Mais pour que cela prenne, comme on dit, pour que cette re-construction (à mort le naturalisme!) de l’expérience vécue ne fige pas des certitudes trop confortables, Brisseau a besoin d’un élément perturbateur - d’un contradicteur - qui, par contagion (son terme), empoisonne le réel et force le questionnement des images. C’est là qu’intervient le fantastique. Il est intéressant de rapprocher ici le cinéma de Brisseau de celui de Jacques Tourneur, lequel, pour reprendre les beaux mots de Skorecki[9] est «le cinéma de l’invisible, mais d’un invisible qui se lit et se dessine à même la toile de l’écran: les traces en sont là, et les empreintes, et les ombres. » 1) Comme son aîné, Brisseau croit aux fantômes. Un peu moins, nous dit-il (et je me perds ici en conjectures quand il s’agit de distinguer les divers degrés d’acceptation de “l’autre monde”, entre parapsychologique et mystique...), mais il y croit suffisamment - en ces choses “qu’il sait exister” donc - pour que ses films y croient (ce qui est tout ce qui nous importe). 2) Comme lui, il nie le hors-champ. Toutes les données du problème sont sur l’écran; tous les signes, ceux du visible comme de l’invisible. 3) Comme lui, il traque l’invisible et lui donne corps. Mais l’approche est chez lui plus frontale; les fantômes ne font pas que laisser des traces, ils sont de chair, de sang et de lumière.

C’est pour toutes ces raisons que, choisi au hasard entre cent, ce gros plan de Coralie Revel et Philippe Caroit au bord d’une route de Provence (Les savates du bon Dieu) est l’un des plus beaux plans de l’histoire du cinéma. Pour tout ce que Brisseau connaît du regard de ces gens beaux et riches de l’autre côté du périph’. Pour le mystère du double qui imprègne le visage de Elodie-Kim Novak. Pour les mots rares de Jacques-Gary Cooper. Pour cette lumière douce et cruelle d’entre deux mondes.

[1] Microfilms, 19 juillet 1987.

[2] Microfilms, 29 octobre 1989.

[3] Il faut l’entendre par exemple parler du remontage de la dernière séquence de De bruit et de fureur.

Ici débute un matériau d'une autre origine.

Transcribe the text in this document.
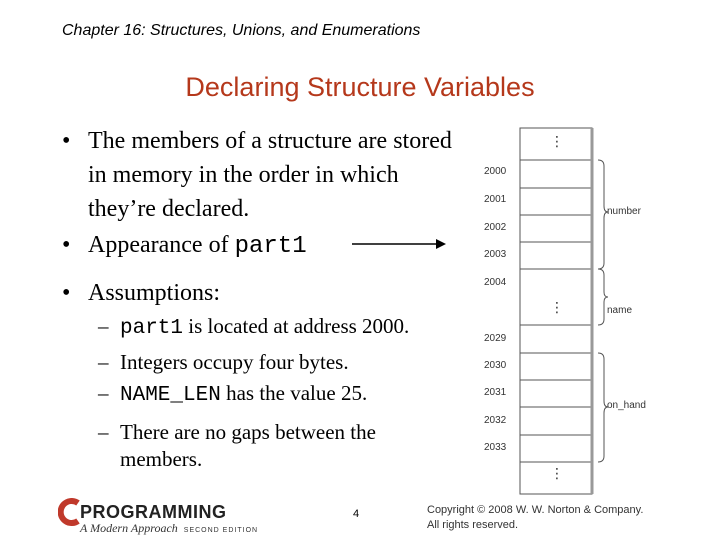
Chapter 16: Structures, Unions, and Enumerations
Declaring Structure Variables
• The members of a structure are stored in memory in the order in which they’re declared.
• Appearance of part1
• Assumptions:
– part1 is located at address 2000.
– Integers occupy four bytes.
– NAME_LEN has the value 25.
– There are no gaps between the members.
⋮
⋮
⋮
2000
2001
2002
2003
2004
2029
2030
2031
2032
2033
number
name
on_hand
PROGRAMMING
A Modern Approach SECOND EDITION
4	Copyright © 2008 W. W. Norton & Company.
All rights reserved.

[4] « Ce que j’aime en général au cinéma: une saturation de signes magnifiques baignant dans la lumière de leur absence d’explications. », Manoel de Oliveira, in « Godard et Oliveira sortent ensemble », Jean-Luc Godard par Jean-Luc Godard (1998).

[5] in L’ange exterminateur: Entretiens avec Antoine de Baecque (2006).

[6] Certains n’ont-ils pas prétendu qu’il n’était pas étranger au meurtre de sa première femme?

[7] La question sous-jacente étant: pourquoi avoir besoin de faire des essais vidéo avec des jeune filles qui se caressent?

[8] in L’ange exterminateur: Entretiens avec Antoine de Baecque (2006).

[9] in Contre la nouvelle cinéphilie (Cahiers du Cinéma, 1978).